A única vertente dos quadrinhos na qual se pode dizer que desenvolve-se em conjunto de características profundamente nacionais é a tira. Tais características foram gestadas durante a ditadura, e a tira brasileira ganhou uma personalidade “ácida”.
Esta é uma das conclusões do trabalho Unicamp Livre com a Wikipedia. Conclui que, com o golpe militar, houve uma onda de moralismo que bateu de frente contra os quadrinhos. Em compensação, inspirou publicações que, embora perseguidas pela censura, como o Pasquim, foram bem-sucedidas. Quem não lembra dos dois fradinhos do Henfil?
A pesquisa remonta ao século XIX, com o trabalho pioneiro de Angelo Agostini, em Belo Horizonte, que introduziu os desenhos com temas de sátira política e social – as charges. No início dos anos 50, novos quadrinistas iam aparecendo, porém não conseguiam trabalho. Álvaro de Moya produziu capas para o Pato Donald e Editora Abril. No gênero do faroeste, Edmundo Rodrigues criava baseado em uma novela de rádio.

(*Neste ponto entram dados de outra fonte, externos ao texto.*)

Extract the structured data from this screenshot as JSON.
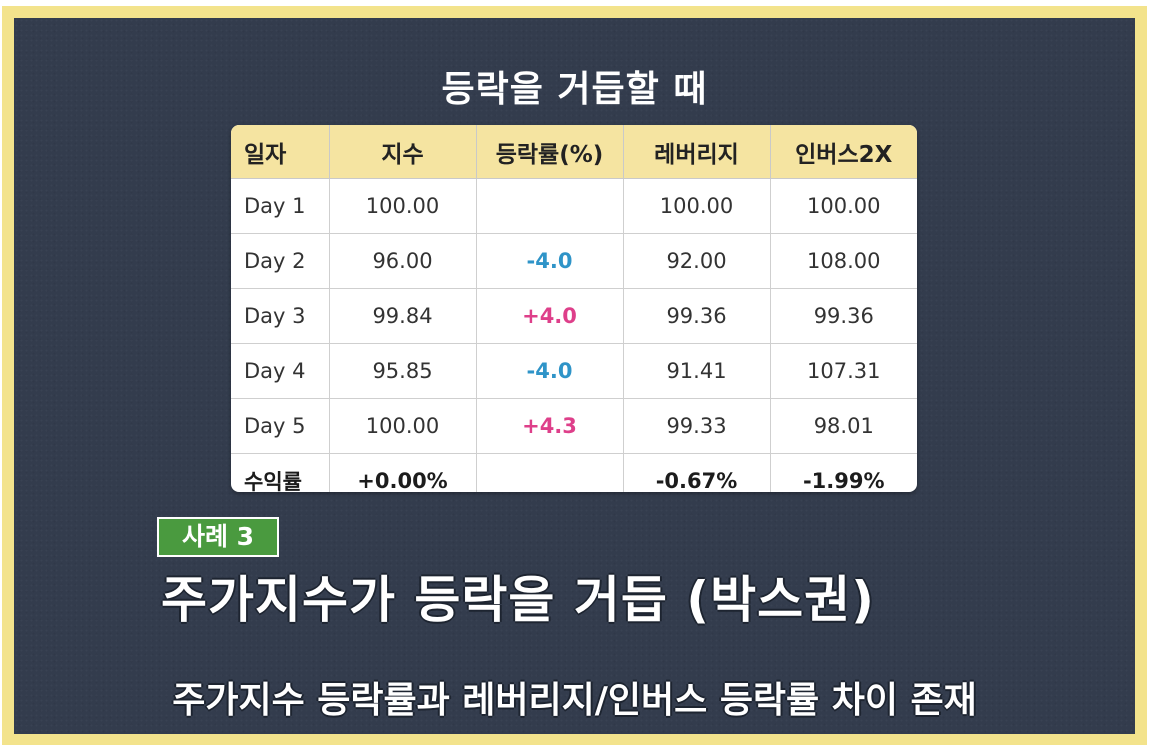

Nos anos 70 predominaram as revistas infantis, com o início da publicação das revistas de Maurício de Souza, e a montagem pela Editora Abril de um estúdio artístico. Isto deu a oportunidade para que diversos quadrinistas começassem a trabalhar profissionalmente, produzindo inicialmente histórias do Zé Carioca e outros personagens, mas também trabalhando com todos os personagens da Hanna-Berbera, adquiridos pela Abril. Artistas brasileiros continuaram a desenhar histórias de personagens estrangeiras, como Fantasma, Cavaleiro Negro, Flecha Ligeira e Mandrake. Começou a circular também a revista Mad, em português, abrindo espaço para artistas nacionais.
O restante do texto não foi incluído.